From his experience he became a devout Catholic. Unfortunately, having fought and been injured in a war about freedom, he wasn't free when directing his descendants in their religion! John left the Catholic Church and his grandfather never forgave him for this. 

However, John often talks with affection about his early childhood when he spent much time with his grandfather. He has many stories to tell ... including seeing crippled people walk freely after being treated by his grandfather.

~ Judy Frost-Evans

Sunday, January 12, 2014

Tania: Surviving the Somme, suffering shell shock

A distant cousin Arthur Gutsell on my mother’s side was discharged on 28 March 1919 “in consequence of being no longer physically fit for war service.”

He had joined up in 1917 as a 20 year old farm labourer from  Nightcaps. One of 5 sons, his mother was already widowed when the boys were called up for service in WW1. Goodness  knows how worried she must have been when all five signed up and went to Europe.

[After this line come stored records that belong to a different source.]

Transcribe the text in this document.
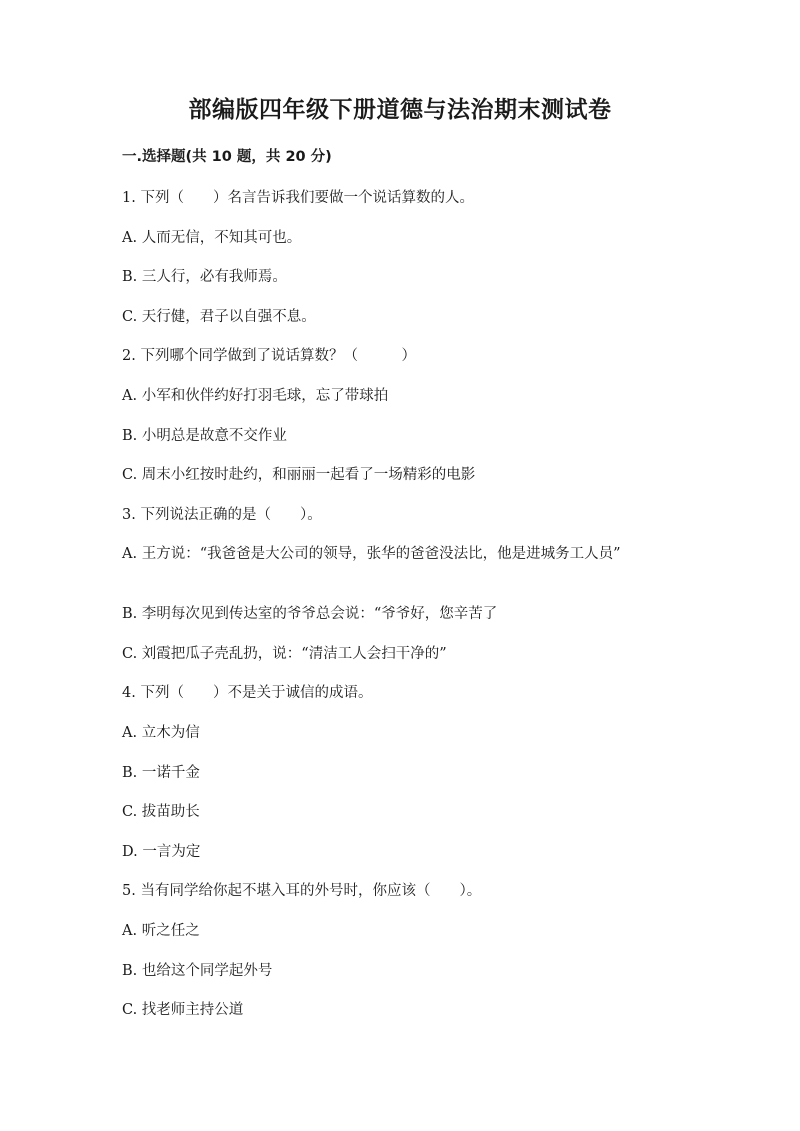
部编版四年级下册道德与法治期末测试卷
一.选择题(共 10 题，共 20 分)
1. 下列（　　）名言告诉我们要做一个说话算数的人。
A. 人而无信，不知其可也。
B. 三人行，必有我师焉。
C. 天行健，君子以自强不息。
2. 下列哪个同学做到了说话算数？（　　　）
A. 小军和伙伴约好打羽毛球，忘了带球拍
B. 小明总是故意不交作业
C. 周末小红按时赴约，和丽丽一起看了一场精彩的电影
3. 下列说法正确的是（　　）。
A. 王方说：“我爸爸是大公司的领导，张华的爸爸没法比，他是进城务工人员”
B. 李明每次见到传达室的爷爷总会说：“爷爷好，您辛苦了
C. 刘霞把瓜子壳乱扔，说：“清洁工人会扫干净的”
4. 下列（　　）不是关于诚信的成语。
A. 立木为信
B. 一诺千金
C. 拔苗助长
D. 一言为定
5. 当有同学给你起不堪入耳的外号时，你应该（　　）。
A. 听之任之
B. 也给这个同学起外号
C. 找老师主持公道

Perhaps Arthur should never have gone. In Gore May 1917, he was seen by the doctor from the Travelling Medical Board. The military medical record describes him as 5 foot 5, dark hair and brown eyes and “in good bodily and mental health and free from any physical defect likely to interfere with the efficient performance of his duties”.  However, on the bottom of his health certificate the Dr comments: “This man has a slight flat foot and an old injury to his left eye, but is very keen.”  He had very poor eyesight in his left eye.

Following the doctor's report on 24 May 1917 Arthur was attached as a Private to the NZ Expeditionary Force 30th Reinforcements, Otago Infantry Regiment. He was sent to the Featherston Camp for training.

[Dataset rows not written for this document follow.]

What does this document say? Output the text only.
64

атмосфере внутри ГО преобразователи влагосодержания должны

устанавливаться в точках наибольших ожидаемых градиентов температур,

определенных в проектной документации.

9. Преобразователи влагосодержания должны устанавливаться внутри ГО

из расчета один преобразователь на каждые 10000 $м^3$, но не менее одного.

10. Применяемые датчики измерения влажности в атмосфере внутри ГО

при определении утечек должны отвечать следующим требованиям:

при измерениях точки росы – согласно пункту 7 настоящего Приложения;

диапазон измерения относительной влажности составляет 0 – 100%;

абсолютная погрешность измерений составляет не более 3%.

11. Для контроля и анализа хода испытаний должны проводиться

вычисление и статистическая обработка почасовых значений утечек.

He must have been a bit of a lively lad as in August 1917 as he went AWOL twice and was docked several day’s pay in punishment.

Arthur spent 1 year 92 days in overseas service. He embarked from Wellington on troop ship no 93 destined for Liverpool. Arriving in the cold of December they marched 220 miles to the NZ training depot at Sling on the bleak Salisbury Plain, then on to Codford Camp, south of Salisbury where 2,400 NZers were stationed. By Jan 1918 while at Codford he was ill with influenza. Recooperated, in March 1918 they were sent to France for the battle of the Somme.

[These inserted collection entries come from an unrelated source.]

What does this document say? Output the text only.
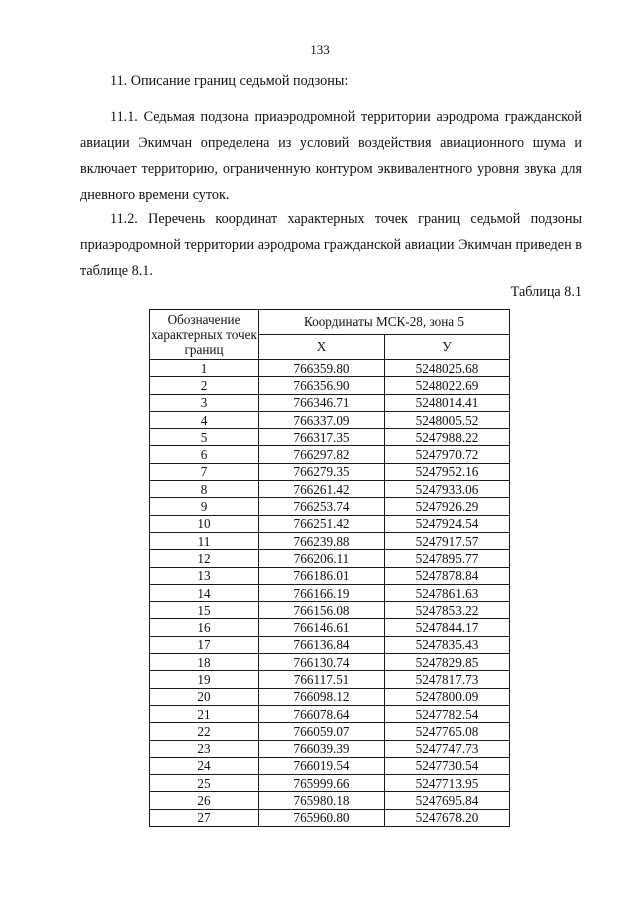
133

11. Описание границ седьмой подзоны:

11.1. Седьмая подзона приаэродромной территории аэродрома гражданской авиации Экимчан определена из условий воздействия авиационного шума и включает территорию, ограниченную контуром эквивалентного уровня звука для дневного времени суток.

11.2. Перечень координат характерных точек границ седьмой подзоны приаэродромной территории аэродрома гражданской авиации Экимчан приведен в таблице 8.1.

Таблица 8.1
Обозначение характерных точек границ	Координаты МСК-28, зона 5	
	X	У
1	766359.80	5248025.68
2	766356.90	5248022.69
3	766346.71	5248014.41
4	766337.09	5248005.52
5	766317.35	5247988.22
6	766297.82	5247970.72
7	766279.35	5247952.16
8	766261.42	5247933.06
9	766253.74	5247926.29
10	766251.42	5247924.54
11	766239.88	5247917.57
12	766206.11	5247895.77
13	766186.01	5247878.84
14	766166.19	5247861.63
15	766156.08	5247853.22
16	766146.61	5247844.17
17	766136.84	5247835.43
18	766130.74	5247829.85
19	766117.51	5247817.73
20	766098.12	5247800.09
21	766078.64	5247782.54
22	766059.07	5247765.08
23	766039.39	5247747.73
24	766019.54	5247730.54
25	765999.66	5247713.95
26	765980.18	5247695.84
27	765960.80	5247678.20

The NZ division was stationed at Auchonvillers near the Ancre River in the Somme area. Diaries say the NZ Division fought with colossal toughness as they had attracted the full attention of the enemy.  Shelling, new Whippet tanks, machine guns, mustard gas and air attacks took their toll with huge casualties and exhaustion on both sides. These battles, that we can see in retrospect through research into soldiers' diaries, were fraught with difficulties, poor communications and organisation. Allied back up troops often arrived late and were-ill informed of what was going on, so much so, that they were fired on by planes from the same side. Soldiers were terrified by the new Whippet Tanks, which had not been explained to them: they thought they were German tanks, when they were from the same side.

Whatever went on – Arthur's battle service was short, just three months in the field. By 6 June 1918 he had been transferred back to the camp and then Military hospital in Codford. In August  he was certified unfit for military service, not only because of the pre-war partial sight in his left eye, but also for hyperthroidism or shell shock.

At that time it was believed that men with such mental /psychological afflictions were cowards. Some were shot. Their families suffered more than grief but also the stigma involved.

Luckily Arthur survived because the New Zealanders had a strong medical response. Following treatment at Codford on 3 Dec 1919 he embarked from Liverpool for NZ via Tahiti. He was given a war pension, a silver war badge and a King’s Certificate. By 1921 he was awarded a British war medal.

He married in Dec 1919 and lived in Dunedin. His occupation was a labourer. They had two girls. Arthur died in 1959 aged 62. He had never kept good health.